Reference no: EM133064794 , Length: word count:1500
Finance - The Shetland Knitwear Company.
The Shetland Wool Company is a small family-owned company that produces very high-quality hand knitted wool sweaters. It uses a relatively small number of casual employees who produce the garments in their own homes. These are then sold in small numbers to exclusive outlets. The current performance of the business is not good and the Directors have looked in some detail at the cost base. They have established the following information;
• The average cost of the wool used in a garment is £28.50
• The labour involved in producing a sweater is on average 30 hours
• Casual labour currently costs £5.50 per hour; however, the Directors feel that in order to maintain staff they will have to increase this next year by at least 5%
• The transportation costs involved in producing the sweaters together with the cost of delivery amount to £4.50 per sweater.
In addition to the above costs the company also runs a Head Office which costs £100,000 per year. The Directors require total salaries of £125,000 and each year they award themselves a 5% pay increase. The level of advertising is an issue on which the Directors do not agree. This year advertising spend is £115,000. Next year the Sales Director would like to advertise in airline magazines, he believes that this would increase sales from this year's forecast of 2,000 sweaters. He estimates that if the advertising budget is increased to £285,000 then sales would increase to 5,000 sweaters. The Finance Director feels that this is not realistic and at the last Board meeting said "whatever we spend on that advertising thing we will never ever sell more than 3,000 sweaters". The Sales Director replied by saying "if we sold sweaters at £200 each, I could make annual sales of 10,000".

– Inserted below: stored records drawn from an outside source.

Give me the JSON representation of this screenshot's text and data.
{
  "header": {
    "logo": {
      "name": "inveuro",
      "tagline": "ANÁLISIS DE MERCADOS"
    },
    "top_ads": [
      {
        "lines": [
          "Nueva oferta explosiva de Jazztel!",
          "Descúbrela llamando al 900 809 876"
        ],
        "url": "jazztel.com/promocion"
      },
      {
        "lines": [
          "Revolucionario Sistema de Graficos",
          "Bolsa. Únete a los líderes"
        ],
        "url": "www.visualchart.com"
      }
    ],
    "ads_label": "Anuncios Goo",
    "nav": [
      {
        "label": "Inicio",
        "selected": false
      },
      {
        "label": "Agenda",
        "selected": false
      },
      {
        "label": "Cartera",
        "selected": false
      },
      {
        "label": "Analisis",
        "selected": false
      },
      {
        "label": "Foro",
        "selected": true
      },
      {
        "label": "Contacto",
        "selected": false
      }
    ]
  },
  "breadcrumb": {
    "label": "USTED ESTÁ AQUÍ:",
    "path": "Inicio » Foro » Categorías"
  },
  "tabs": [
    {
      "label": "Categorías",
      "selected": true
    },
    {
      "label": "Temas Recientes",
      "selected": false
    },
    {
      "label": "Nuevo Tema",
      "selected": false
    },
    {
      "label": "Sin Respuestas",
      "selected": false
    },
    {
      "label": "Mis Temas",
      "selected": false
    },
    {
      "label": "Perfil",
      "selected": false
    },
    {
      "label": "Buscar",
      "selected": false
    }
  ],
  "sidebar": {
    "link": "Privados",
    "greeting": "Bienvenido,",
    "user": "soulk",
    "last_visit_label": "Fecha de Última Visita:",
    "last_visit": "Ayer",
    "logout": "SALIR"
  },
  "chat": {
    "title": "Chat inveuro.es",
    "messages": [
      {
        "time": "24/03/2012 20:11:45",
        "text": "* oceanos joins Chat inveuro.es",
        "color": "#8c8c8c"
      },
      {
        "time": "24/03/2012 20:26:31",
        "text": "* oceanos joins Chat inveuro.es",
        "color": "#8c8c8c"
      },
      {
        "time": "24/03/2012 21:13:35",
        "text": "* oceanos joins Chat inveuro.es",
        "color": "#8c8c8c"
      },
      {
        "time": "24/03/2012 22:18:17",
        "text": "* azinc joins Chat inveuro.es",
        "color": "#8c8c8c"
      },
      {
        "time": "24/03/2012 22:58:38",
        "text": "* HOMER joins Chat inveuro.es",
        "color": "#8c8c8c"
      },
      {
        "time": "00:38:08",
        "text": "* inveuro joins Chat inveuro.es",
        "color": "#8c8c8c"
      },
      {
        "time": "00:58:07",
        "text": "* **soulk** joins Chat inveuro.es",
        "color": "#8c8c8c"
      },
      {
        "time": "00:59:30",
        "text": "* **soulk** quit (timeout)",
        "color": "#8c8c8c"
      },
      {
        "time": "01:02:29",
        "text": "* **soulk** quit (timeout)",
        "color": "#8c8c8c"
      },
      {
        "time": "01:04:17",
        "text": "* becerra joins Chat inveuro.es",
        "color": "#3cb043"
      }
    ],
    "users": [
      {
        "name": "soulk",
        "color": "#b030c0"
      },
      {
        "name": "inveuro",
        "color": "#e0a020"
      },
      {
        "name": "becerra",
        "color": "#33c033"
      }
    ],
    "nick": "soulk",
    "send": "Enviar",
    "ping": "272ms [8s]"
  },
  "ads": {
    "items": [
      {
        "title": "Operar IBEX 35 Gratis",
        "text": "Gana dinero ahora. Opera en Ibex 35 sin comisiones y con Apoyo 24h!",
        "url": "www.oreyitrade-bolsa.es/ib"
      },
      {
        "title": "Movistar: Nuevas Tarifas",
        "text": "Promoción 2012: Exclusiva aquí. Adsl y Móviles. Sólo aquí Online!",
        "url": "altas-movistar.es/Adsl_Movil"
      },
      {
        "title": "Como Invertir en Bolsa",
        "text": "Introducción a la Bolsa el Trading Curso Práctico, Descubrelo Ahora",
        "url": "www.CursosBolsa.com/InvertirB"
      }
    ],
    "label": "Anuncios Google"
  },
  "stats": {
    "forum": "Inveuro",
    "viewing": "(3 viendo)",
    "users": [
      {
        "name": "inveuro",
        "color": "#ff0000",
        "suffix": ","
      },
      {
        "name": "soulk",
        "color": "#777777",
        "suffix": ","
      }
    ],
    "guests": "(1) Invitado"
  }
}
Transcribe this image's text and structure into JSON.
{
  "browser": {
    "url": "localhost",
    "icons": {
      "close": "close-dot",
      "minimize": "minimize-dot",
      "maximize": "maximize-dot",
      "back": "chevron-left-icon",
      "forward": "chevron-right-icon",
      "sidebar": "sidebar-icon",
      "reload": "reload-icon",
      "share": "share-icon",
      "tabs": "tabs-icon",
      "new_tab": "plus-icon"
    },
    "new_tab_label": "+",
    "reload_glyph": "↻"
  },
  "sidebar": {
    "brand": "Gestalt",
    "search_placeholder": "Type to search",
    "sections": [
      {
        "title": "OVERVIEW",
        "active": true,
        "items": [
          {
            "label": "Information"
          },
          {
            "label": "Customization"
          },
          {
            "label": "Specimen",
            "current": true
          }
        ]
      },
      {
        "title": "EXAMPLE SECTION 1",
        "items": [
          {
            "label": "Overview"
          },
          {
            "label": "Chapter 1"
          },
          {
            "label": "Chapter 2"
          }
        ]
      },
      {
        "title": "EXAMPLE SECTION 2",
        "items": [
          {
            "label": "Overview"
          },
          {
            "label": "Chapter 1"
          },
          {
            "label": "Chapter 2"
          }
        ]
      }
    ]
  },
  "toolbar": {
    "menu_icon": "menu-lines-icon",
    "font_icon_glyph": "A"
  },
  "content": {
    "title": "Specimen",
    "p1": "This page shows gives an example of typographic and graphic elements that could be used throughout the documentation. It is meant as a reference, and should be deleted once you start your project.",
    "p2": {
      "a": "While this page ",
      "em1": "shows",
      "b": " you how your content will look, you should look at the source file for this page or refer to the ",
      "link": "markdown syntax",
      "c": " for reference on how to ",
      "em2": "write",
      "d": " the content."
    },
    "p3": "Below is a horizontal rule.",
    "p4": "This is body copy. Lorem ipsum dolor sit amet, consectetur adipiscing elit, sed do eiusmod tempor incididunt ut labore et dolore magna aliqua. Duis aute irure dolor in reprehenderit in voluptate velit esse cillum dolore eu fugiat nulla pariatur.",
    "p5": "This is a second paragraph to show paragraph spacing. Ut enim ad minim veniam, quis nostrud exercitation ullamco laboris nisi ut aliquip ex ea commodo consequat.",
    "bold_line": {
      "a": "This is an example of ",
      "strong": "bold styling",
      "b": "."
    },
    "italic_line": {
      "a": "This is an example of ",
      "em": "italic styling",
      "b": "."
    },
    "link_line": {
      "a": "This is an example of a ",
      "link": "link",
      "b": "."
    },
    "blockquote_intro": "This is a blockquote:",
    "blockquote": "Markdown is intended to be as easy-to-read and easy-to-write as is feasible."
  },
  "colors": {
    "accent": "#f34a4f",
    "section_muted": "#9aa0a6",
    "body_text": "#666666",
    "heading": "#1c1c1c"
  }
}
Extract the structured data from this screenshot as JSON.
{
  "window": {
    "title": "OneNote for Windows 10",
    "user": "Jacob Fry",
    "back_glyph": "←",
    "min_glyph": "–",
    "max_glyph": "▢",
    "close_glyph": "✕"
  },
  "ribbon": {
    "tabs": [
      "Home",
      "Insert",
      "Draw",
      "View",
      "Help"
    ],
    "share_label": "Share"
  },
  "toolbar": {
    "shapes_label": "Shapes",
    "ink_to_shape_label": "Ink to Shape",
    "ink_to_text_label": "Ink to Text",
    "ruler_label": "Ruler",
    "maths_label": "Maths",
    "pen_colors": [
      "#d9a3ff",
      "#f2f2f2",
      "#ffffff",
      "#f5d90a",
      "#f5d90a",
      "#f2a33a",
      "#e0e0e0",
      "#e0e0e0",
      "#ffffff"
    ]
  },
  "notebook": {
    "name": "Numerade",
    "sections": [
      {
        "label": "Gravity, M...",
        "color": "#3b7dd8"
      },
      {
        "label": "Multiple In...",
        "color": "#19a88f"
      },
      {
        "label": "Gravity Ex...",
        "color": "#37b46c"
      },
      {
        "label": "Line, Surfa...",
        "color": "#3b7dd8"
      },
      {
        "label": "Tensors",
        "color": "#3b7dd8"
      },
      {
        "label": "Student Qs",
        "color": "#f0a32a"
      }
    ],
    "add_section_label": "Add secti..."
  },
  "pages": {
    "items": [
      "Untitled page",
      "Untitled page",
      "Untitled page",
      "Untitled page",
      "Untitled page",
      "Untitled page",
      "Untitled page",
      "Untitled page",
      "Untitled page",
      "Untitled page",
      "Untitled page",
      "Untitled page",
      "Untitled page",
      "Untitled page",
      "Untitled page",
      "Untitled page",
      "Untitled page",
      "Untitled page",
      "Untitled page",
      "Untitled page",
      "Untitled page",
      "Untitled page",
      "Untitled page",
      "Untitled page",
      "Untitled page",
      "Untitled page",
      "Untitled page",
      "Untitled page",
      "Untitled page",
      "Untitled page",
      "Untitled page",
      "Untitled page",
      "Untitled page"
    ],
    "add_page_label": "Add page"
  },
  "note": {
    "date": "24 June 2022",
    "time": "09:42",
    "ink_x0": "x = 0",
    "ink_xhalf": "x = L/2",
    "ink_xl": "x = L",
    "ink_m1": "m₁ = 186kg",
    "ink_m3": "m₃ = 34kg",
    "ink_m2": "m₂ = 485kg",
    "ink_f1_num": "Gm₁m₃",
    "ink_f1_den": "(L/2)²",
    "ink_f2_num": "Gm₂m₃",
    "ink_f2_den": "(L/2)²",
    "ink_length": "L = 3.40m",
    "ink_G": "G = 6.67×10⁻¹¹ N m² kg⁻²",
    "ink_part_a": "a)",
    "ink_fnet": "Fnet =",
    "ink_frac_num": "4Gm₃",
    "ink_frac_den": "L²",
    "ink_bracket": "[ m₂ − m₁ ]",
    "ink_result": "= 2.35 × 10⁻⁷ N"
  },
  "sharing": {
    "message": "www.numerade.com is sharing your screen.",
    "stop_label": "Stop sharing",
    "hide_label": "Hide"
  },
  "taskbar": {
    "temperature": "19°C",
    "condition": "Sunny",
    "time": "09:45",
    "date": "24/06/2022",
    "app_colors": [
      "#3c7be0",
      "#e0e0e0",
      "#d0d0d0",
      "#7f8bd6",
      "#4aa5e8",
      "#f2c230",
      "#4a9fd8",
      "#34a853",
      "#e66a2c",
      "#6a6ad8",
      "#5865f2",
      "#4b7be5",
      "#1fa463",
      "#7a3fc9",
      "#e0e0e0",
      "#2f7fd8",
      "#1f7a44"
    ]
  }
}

It is difficult to make a direct comparison of competing products. However high-quality knitted sweaters sell for between £200 and £400. The Shetland Wool Company has always assumed that the market is not particularly price sensitive and their reputation is for very high-quality garments.
The company's current pricing policy is not very clear, in the past they have aimed for 200% of budgeted manufacturing costs at normal volumes. However, a friend of the Managing Director recently told her that this was not necessary. The friend said that all the company needed to concentrate on was its marginal costs. If it could keep these low and made sure that the selling price was a little bit higher the rest would all work out.
The Managing Director asks you for your help. You are required to write a report (1500 words) covering the costing and pricing issues set out above. In particular you should address the following;
1. Is the Managing Directors friend right in suggesting that marginal costing is an appropriate way to control costs and set a selling price? You should illustrate your answer with relevant calculations.
2. What other methods of costing might be appropriate? Your answer should be supported by appropriate theory.
3. You are asked to suggest a selling price for both the current year and next year. You should justify your price on the basis of costing and pricing theory. You are also required to produce a break-even analysis to support your suggested selling price.